Care and treatment must only be provided with the consent of the person you support.
This area of CQC inspection looks at how you manage and support people’s consent.
The CQC will want to know how your service is always supporting people to make their own decisions in line with the latest legislation and guidance.
Inducting new staff and refreshing learning is important … but you should also remember to check staff understanding and assess their confidence. Discussions in one-to-ones, team meetings and when shadowing colleagues can help.
Your managers should have a deeper understanding of consent, enabling them to respond to escalated issues from the staff team.
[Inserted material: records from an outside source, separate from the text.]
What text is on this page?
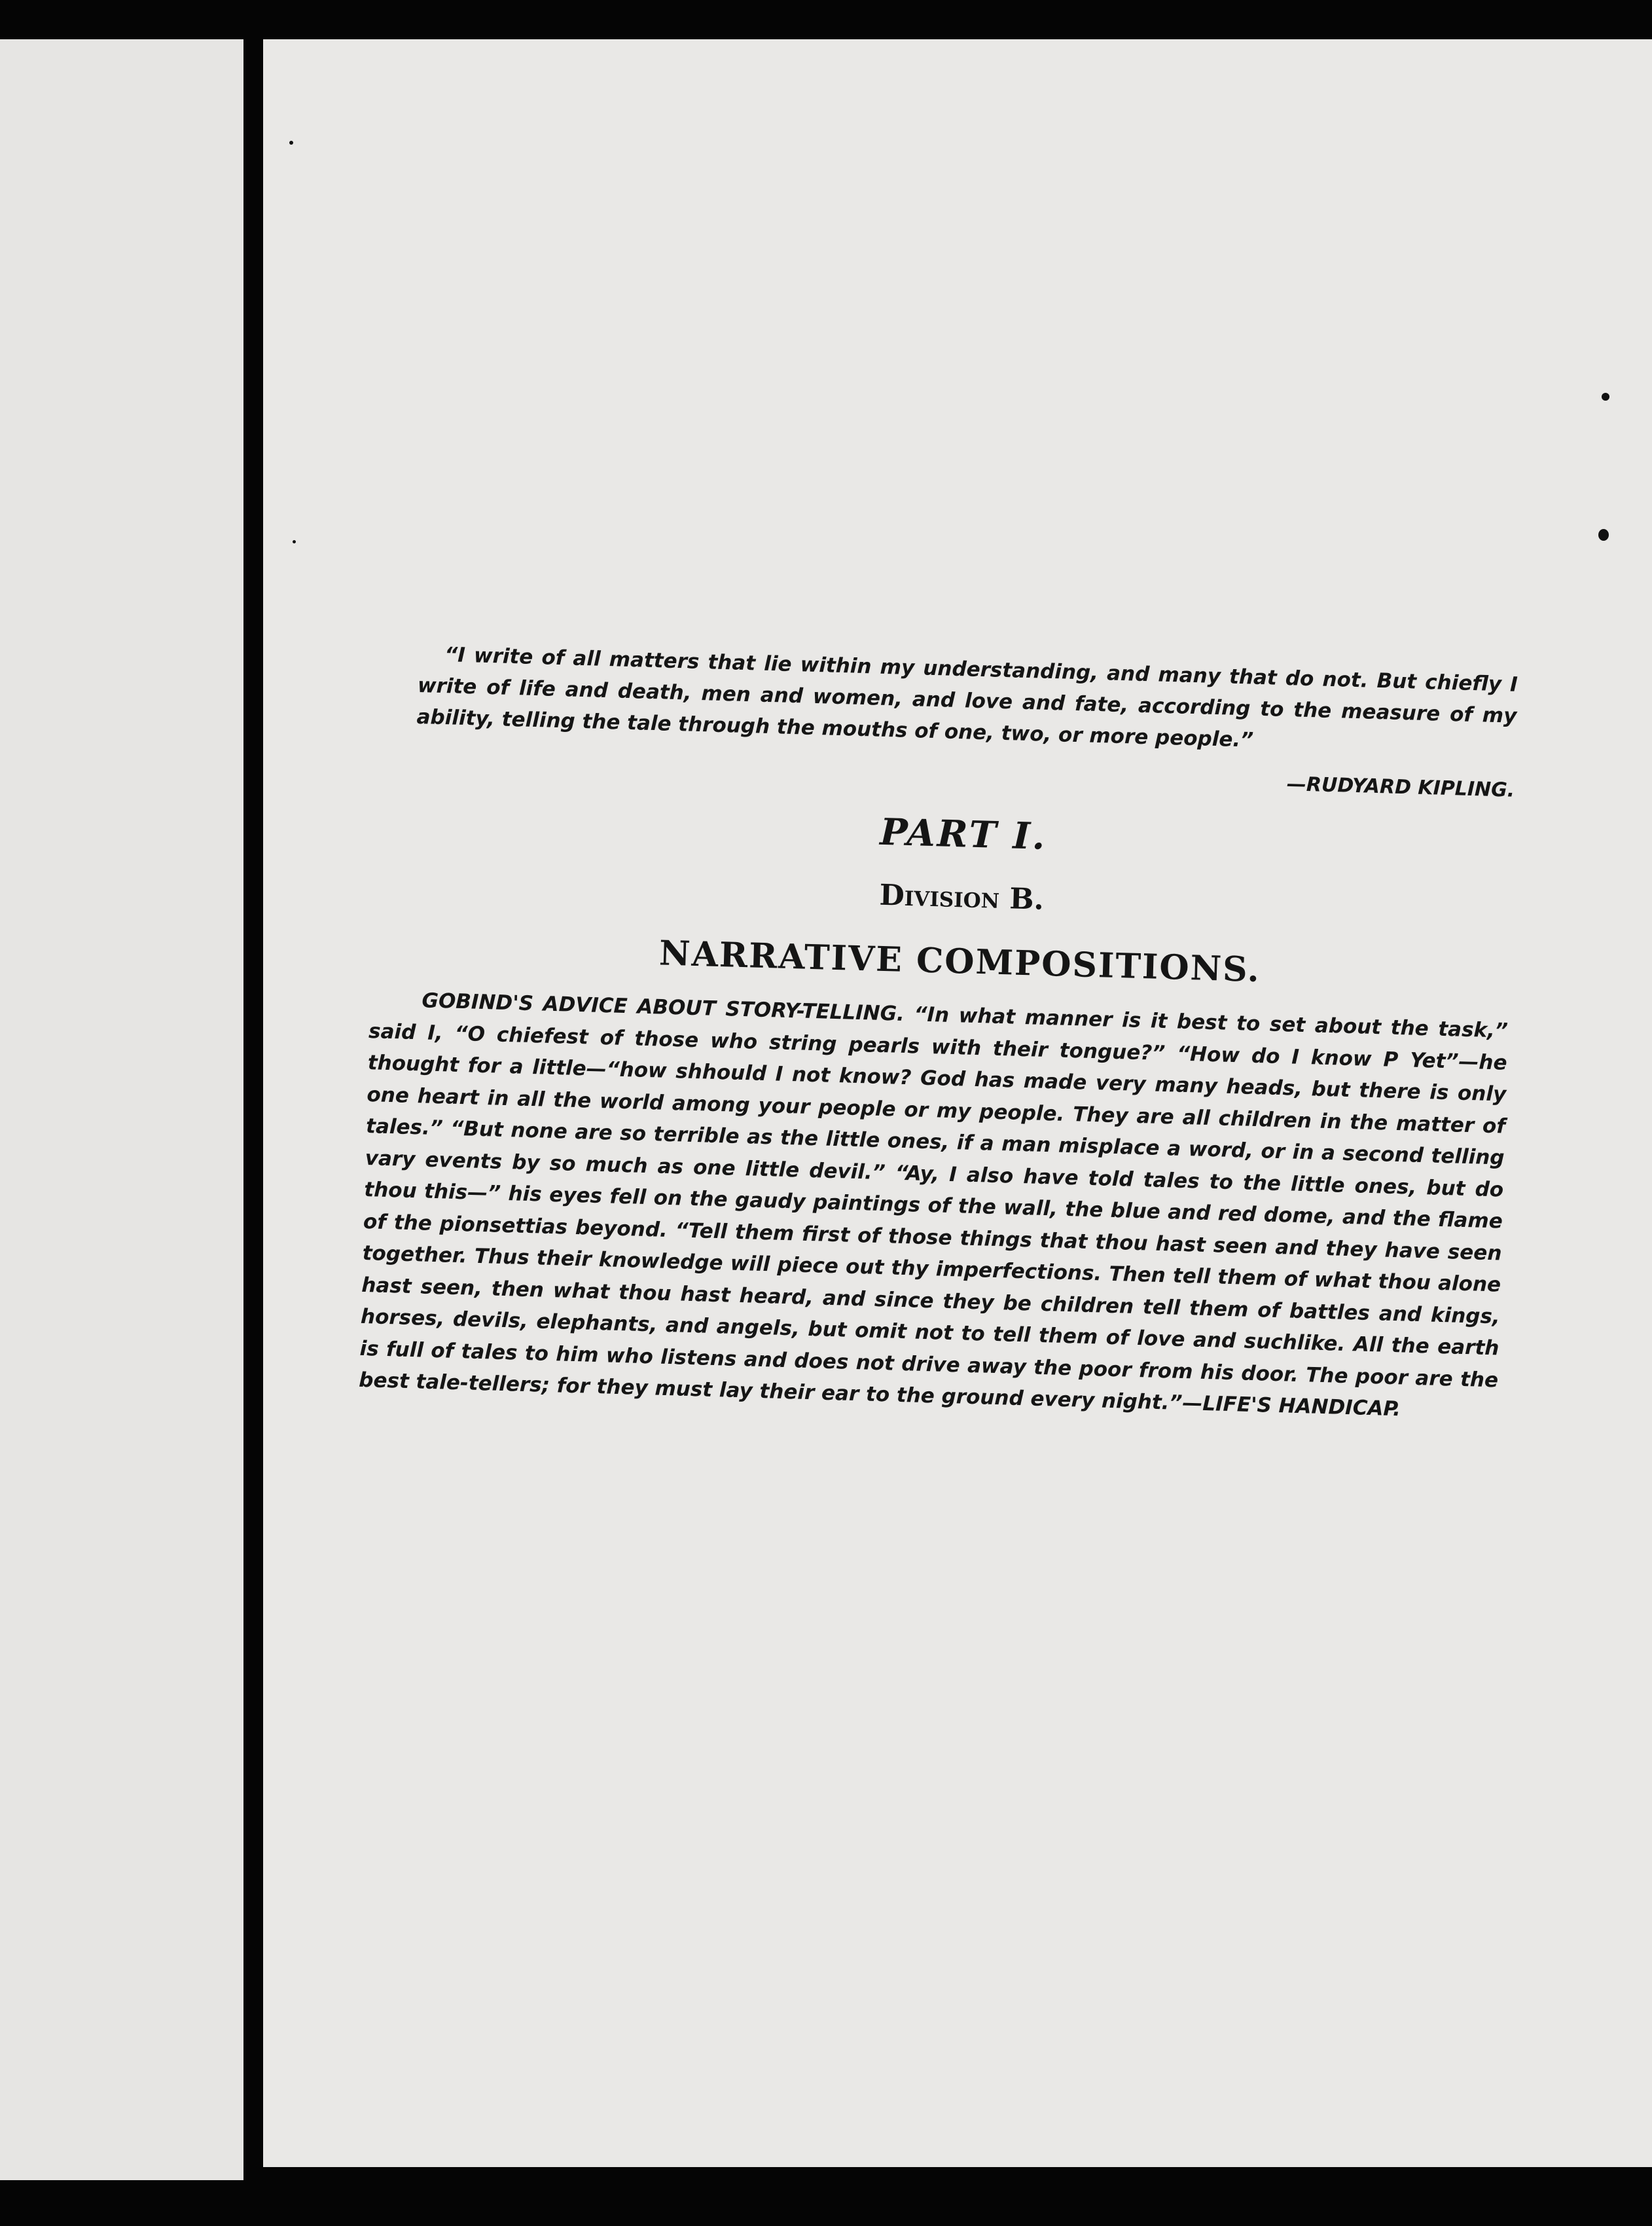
“I write of all matters that lie within my understanding, and many that do not. But chiefly I write of life and death, men and women, and love and fate, according to the measure of my ability, telling the tale through the mouths of one, two, or more people.”

—RUDYARD KIPLING.

PART I.
Division B.
NARRATIVE COMPOSITIONS.

GOBIND'S ADVICE ABOUT STORY-TELLING. “In what manner is it best to set about the task,” said I, “O chiefest of those who string pearls with their tongue?” “How do I know P Yet”—he thought for a little—“how shhould I not know? God has made very many heads, but there is only one heart in all the world among your people or my people. They are all children in the matter of tales.” “But none are so terrible as the little ones, if a man misplace a word, or in a second telling vary events by so much as one little devil.” “Ay, I also have told tales to the little ones, but do thou this—” his eyes fell on the gaudy paintings of the wall, the blue and red dome, and the flame of the pionsettias beyond. “Tell them first of those things that thou hast seen and they have seen together. Thus their knowledge will piece out thy imperfections. Then tell them of what thou alone hast seen, then what thou hast heard, and since they be children tell them of battles and kings, horses, devils, elephants, and angels, but omit not to tell them of love and suchlike. All the earth is full of tales to him who listens and does not drive away the poor from his door. The poor are the best tale-tellers; for they must lay their ear to the ground every night.”—LIFE'S HANDICAP.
The regular monitoring of people’s mental capacity and associated assessments is important, as well as recording this information.
Where people lack capacity, best interest decisions may need to be made on their behalf.
The inspection may also focus on awareness and understanding of people’s liberty safeguards.
CQC inspectors will seek to interview people, their family, friends, and advocates when looking at consent.
Documented evidence may be asked for, including:
- Consent to care and treatment records
- Records of assessments of mental capacity
- Best interests decision-making records
- DoLS application forms
- Do Not Attempt CPR ‘notices’ in files
- …and associated policies and procedures.
Outstanding services excel at involving people, even where a disability or other impairments could make this very difficult. Any restrictions will be kept in constant review and only used where absolutely necessary.
Some of the reasons why services do not meet this area of inspection include inconsistency of approach. These services may not always try to involve people in decisions, making them on their behalf and not always in their best interest.